How do online platforms like YouTube or Spotify impact the music industry?

Electronic platforms such as YouTube and Spotify are incredibly beneficial to the music industry. Both allow artists to share their material conveniently with posts, connect with fans through live streams, and promote new music with teasers and other such methods of creating anticipation amongst fans. I’ve discovered many new bands and songs through the internet that I would’ve never heard if such technology didn’t exist!

What are some of your fondest memories while making music?

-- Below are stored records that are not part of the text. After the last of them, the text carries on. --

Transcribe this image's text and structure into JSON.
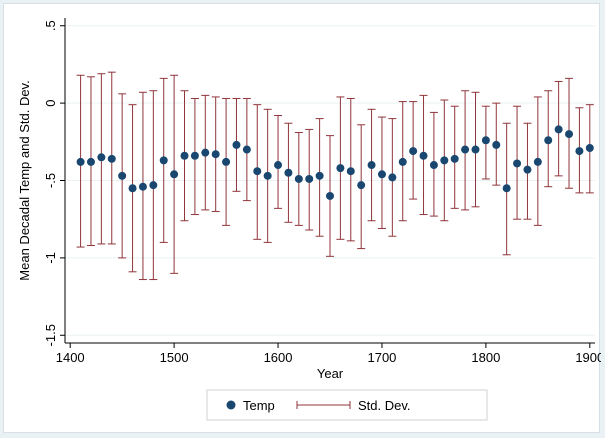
{
  "chart_data": {
    "type": "scatter",
    "xlabel": "Year",
    "ylabel": "Mean Decadal Temp and Std. Dev.",
    "xlim": [
      1395,
      1905
    ],
    "ylim": [
      -1.55,
      0.55
    ],
    "xticks": [
      1400,
      1500,
      1600,
      1700,
      1800,
      1900
    ],
    "xtick_labels": [
      "1400",
      "1500",
      "1600",
      "1700",
      "1800",
      "1900"
    ],
    "yticks": [
      -1.5,
      -1,
      -0.5,
      0,
      0.5
    ],
    "ytick_labels": [
      "-1.5",
      "-1",
      "-.5",
      "0",
      ".5"
    ],
    "grid": true,
    "legend_position": "bottom",
    "colors": {
      "temp": "#1a476f",
      "std": "#90353b"
    },
    "series": [
      {
        "name": "Temp",
        "marker": "dot",
        "x": [
          1410,
          1420,
          1430,
          1440,
          1450,
          1460,
          1470,
          1480,
          1490,
          1500,
          1510,
          1520,
          1530,
          1540,
          1550,
          1560,
          1570,
          1580,
          1590,
          1600,
          1610,
          1620,
          1630,
          1640,
          1650,
          1660,
          1670,
          1680,
          1690,
          1700,
          1710,
          1720,
          1730,
          1740,
          1750,
          1760,
          1770,
          1780,
          1790,
          1800,
          1810,
          1820,
          1830,
          1840,
          1850,
          1860,
          1870,
          1880,
          1890,
          1900
        ],
        "y": [
          -0.38,
          -0.38,
          -0.35,
          -0.36,
          -0.47,
          -0.55,
          -0.54,
          -0.53,
          -0.37,
          -0.46,
          -0.34,
          -0.34,
          -0.32,
          -0.33,
          -0.38,
          -0.27,
          -0.3,
          -0.44,
          -0.47,
          -0.4,
          -0.45,
          -0.49,
          -0.49,
          -0.47,
          -0.6,
          -0.42,
          -0.44,
          -0.53,
          -0.4,
          -0.46,
          -0.48,
          -0.38,
          -0.31,
          -0.34,
          -0.4,
          -0.37,
          -0.36,
          -0.3,
          -0.3,
          -0.24,
          -0.27,
          -0.55,
          -0.39,
          -0.43,
          -0.38,
          -0.24,
          -0.17,
          -0.2,
          -0.31,
          -0.29
        ]
      },
      {
        "name": "Std. Dev.",
        "marker": "range-cap",
        "x": [
          1410,
          1420,
          1430,
          1440,
          1450,
          1460,
          1470,
          1480,
          1490,
          1500,
          1510,
          1520,
          1530,
          1540,
          1550,
          1560,
          1570,
          1580,
          1590,
          1600,
          1610,
          1620,
          1630,
          1640,
          1650,
          1660,
          1670,
          1680,
          1690,
          1700,
          1710,
          1720,
          1730,
          1740,
          1750,
          1760,
          1770,
          1780,
          1790,
          1800,
          1810,
          1820,
          1830,
          1840,
          1850,
          1860,
          1870,
          1880,
          1890,
          1900
        ],
        "low": [
          -0.93,
          -0.92,
          -0.91,
          -0.91,
          -1.0,
          -1.09,
          -1.14,
          -1.14,
          -0.9,
          -1.1,
          -0.76,
          -0.72,
          -0.69,
          -0.7,
          -0.79,
          -0.57,
          -0.63,
          -0.88,
          -0.9,
          -0.68,
          -0.77,
          -0.79,
          -0.82,
          -0.86,
          -0.99,
          -0.88,
          -0.89,
          -0.94,
          -0.76,
          -0.81,
          -0.86,
          -0.76,
          -0.62,
          -0.72,
          -0.73,
          -0.76,
          -0.68,
          -0.69,
          -0.67,
          -0.49,
          -0.53,
          -0.98,
          -0.75,
          -0.75,
          -0.79,
          -0.54,
          -0.47,
          -0.55,
          -0.58,
          -0.58
        ],
        "high": [
          0.18,
          0.17,
          0.19,
          0.2,
          0.06,
          -0.01,
          0.07,
          0.08,
          0.16,
          0.18,
          0.08,
          0.03,
          0.05,
          0.04,
          0.03,
          0.03,
          0.03,
          -0.01,
          -0.04,
          -0.08,
          -0.13,
          -0.19,
          -0.17,
          -0.1,
          -0.21,
          0.04,
          0.03,
          -0.14,
          -0.04,
          -0.09,
          -0.1,
          0.01,
          0.01,
          0.05,
          -0.06,
          0.02,
          -0.02,
          0.08,
          0.07,
          -0.02,
          0.0,
          -0.13,
          -0.02,
          -0.13,
          0.04,
          0.08,
          0.14,
          0.16,
          -0.03,
          -0.01
        ]
      }
    ]
  }
}
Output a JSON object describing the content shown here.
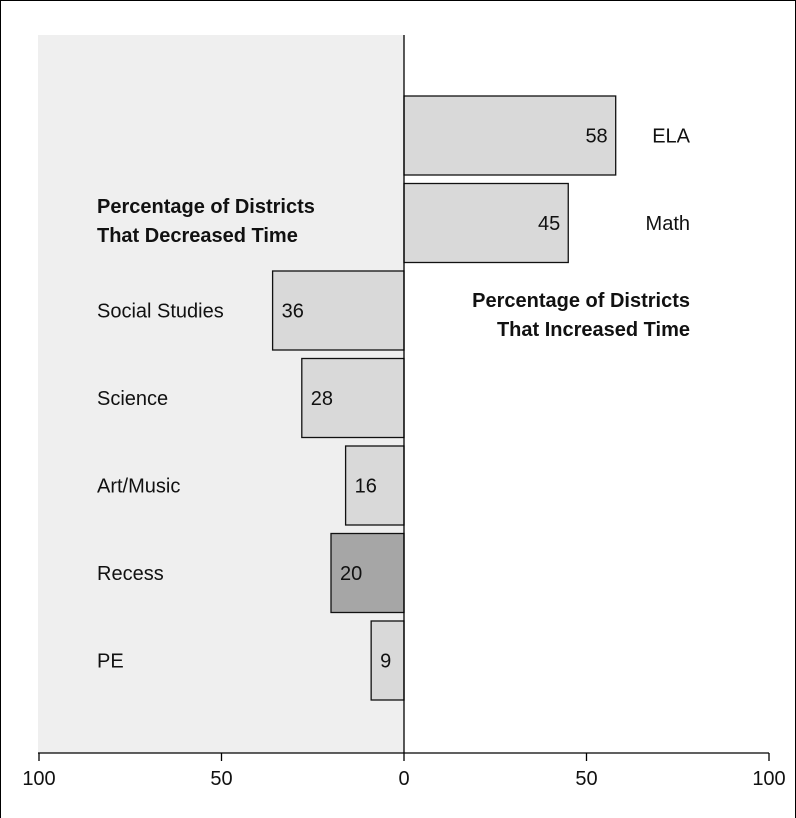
{
  "chart_data": {
    "type": "bar",
    "orientation": "horizontal-diverging",
    "xlim": [
      -100,
      100
    ],
    "x_tick_labels": [
      "100",
      "50",
      "0",
      "50",
      "100"
    ],
    "colors": {
      "left_panel": "#efefef",
      "bar_fill": "#d9d9d9",
      "bar_highlight": "#a6a6a6",
      "bar_stroke": "#111111",
      "axis": "#000000"
    },
    "annotations": {
      "decreased": [
        "Percentage of Districts",
        "That Decreased Time"
      ],
      "increased": [
        "Percentage of Districts",
        "That Increased Time"
      ]
    },
    "bars": [
      {
        "category": "ELA",
        "value": 58,
        "direction": "increased",
        "label": "58"
      },
      {
        "category": "Math",
        "value": 45,
        "direction": "increased",
        "label": "45"
      },
      {
        "category": "Social Studies",
        "value": 36,
        "direction": "decreased",
        "label": "36"
      },
      {
        "category": "Science",
        "value": 28,
        "direction": "decreased",
        "label": "28"
      },
      {
        "category": "Art/Music",
        "value": 16,
        "direction": "decreased",
        "label": "16"
      },
      {
        "category": "Recess",
        "value": 20,
        "direction": "decreased",
        "label": "20",
        "highlight": true
      },
      {
        "category": "PE",
        "value": 9,
        "direction": "decreased",
        "label": "9"
      }
    ]
  }
}
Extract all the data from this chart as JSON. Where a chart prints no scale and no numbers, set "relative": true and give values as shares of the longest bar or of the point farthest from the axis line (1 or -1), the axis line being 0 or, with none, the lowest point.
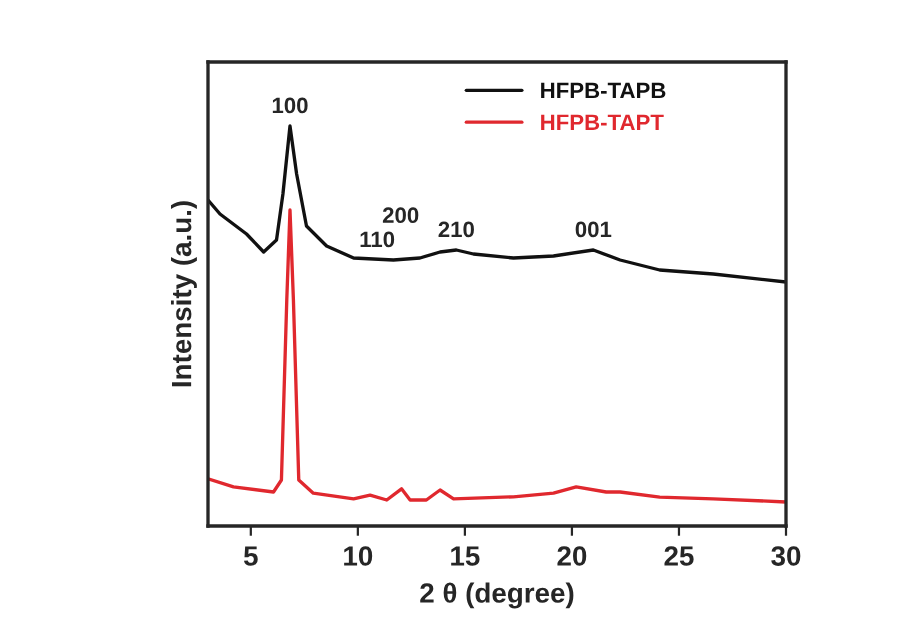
{
  "chart_data": {
    "type": "line",
    "relative": true,
    "xlabel": "2 θ (degree)",
    "ylabel": "Intensity (a.u.)",
    "xlim": [
      3,
      30
    ],
    "xticks": [
      5,
      10,
      15,
      20,
      25,
      30
    ],
    "legend": "top",
    "grid": false,
    "series": [
      {
        "name": "HFPB-TAPB",
        "color": "#111111",
        "x": [
          3,
          3.56,
          4.8,
          5.6,
          6.2,
          6.5,
          6.83,
          7.14,
          7.6,
          8.54,
          9.8,
          11.66,
          12.9,
          13.84,
          14.6,
          15.4,
          17.27,
          19.14,
          21.0,
          22.25,
          24.1,
          26.6,
          30
        ],
        "values": [
          0.815,
          0.78,
          0.73,
          0.685,
          0.715,
          0.83,
          1.0,
          0.88,
          0.75,
          0.7,
          0.67,
          0.665,
          0.67,
          0.685,
          0.69,
          0.68,
          0.67,
          0.675,
          0.69,
          0.665,
          0.64,
          0.63,
          0.61
        ]
      },
      {
        "name": "HFPB-TAPT",
        "color": "#e0282e",
        "x": [
          3,
          4.19,
          6.06,
          6.43,
          6.68,
          6.83,
          6.99,
          7.24,
          7.92,
          9.8,
          10.57,
          11.35,
          12.04,
          12.44,
          13.2,
          13.84,
          14.47,
          17.27,
          19.14,
          20.2,
          21.6,
          22.25,
          24.1,
          26.6,
          30
        ],
        "values": [
          0.118,
          0.098,
          0.085,
          0.115,
          0.565,
          0.79,
          0.565,
          0.115,
          0.082,
          0.068,
          0.077,
          0.065,
          0.093,
          0.065,
          0.065,
          0.09,
          0.068,
          0.073,
          0.082,
          0.098,
          0.085,
          0.085,
          0.072,
          0.068,
          0.06
        ]
      }
    ],
    "annotations": [
      {
        "text": "100",
        "x": 6.83,
        "y": 1.0
      },
      {
        "text": "110",
        "x": 10.9,
        "y": 0.665
      },
      {
        "text": "200",
        "x": 12.0,
        "y": 0.67
      },
      {
        "text": "210",
        "x": 14.6,
        "y": 0.69
      },
      {
        "text": "001",
        "x": 21.0,
        "y": 0.69
      }
    ]
  }
}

Some of my fondest memories while creating music have always been in a group session. I was in high school jazz and marching band, and the memories from those two bands are impeccable. Nothing is better than nailing a drum solo you’ve worked tirelessly on to perfect during a live performance, and the feeling of being on the football field after a near-flawless performance is incredible. The rhythm section in Jazz Band and the drum line in Marching Band are two close-knit groups that I am more than honored to have been part of and to call a second family.

What are some obstacles throughout your music career? And how did you overcome them?

Obstacles I have overcome throughout my musical career is remaining calm and focused during a performance. Freshmen year of high school, I was incredibly nervous during shows, and I often caught myself messing up simple rhythms due to it. But throughout my high school career, I learned to embrace that nervousness and turn it into concentration. Yes, I still get very nervous before every performance, but now I strive to put on the best possible show I possibly can by acting like it was just regular practice where my entire focus is on the music and being the base for the rest of the band.

What advice would you give to new and young musicians?

Advice to new and young musicians, it may be overused, but it’s true, don’t ever give up. When you’re trying to learn how to do a six-let, linear fill split between both the hands and feet at a tempo of 180+, it may seem impossible during your first few attempts. Still, with time, concentration, and commitment, you’ll be playing it in no time and showing it off to impress your buddies! Also, find something you love to do and stick with it. Don’t ever let it go because everyone needs a release in life, and for most musicians, music is our release, and it’s the engine that keeps us rolling.

What are your future plans?

For my future plans, I just graduated high school in the Spring of 2020, so right now is a time of crucial decisions! A few of my friends and I are currently working on forming a band, I’m getting some credits at a community college before I transfer to a university, and I’m definitely going to keep producing YouTube videos for the world to enjoy. If all goes as planned, I’m either going to end up being a drummer for a band, a roller coaster engineer, and quite possibly both!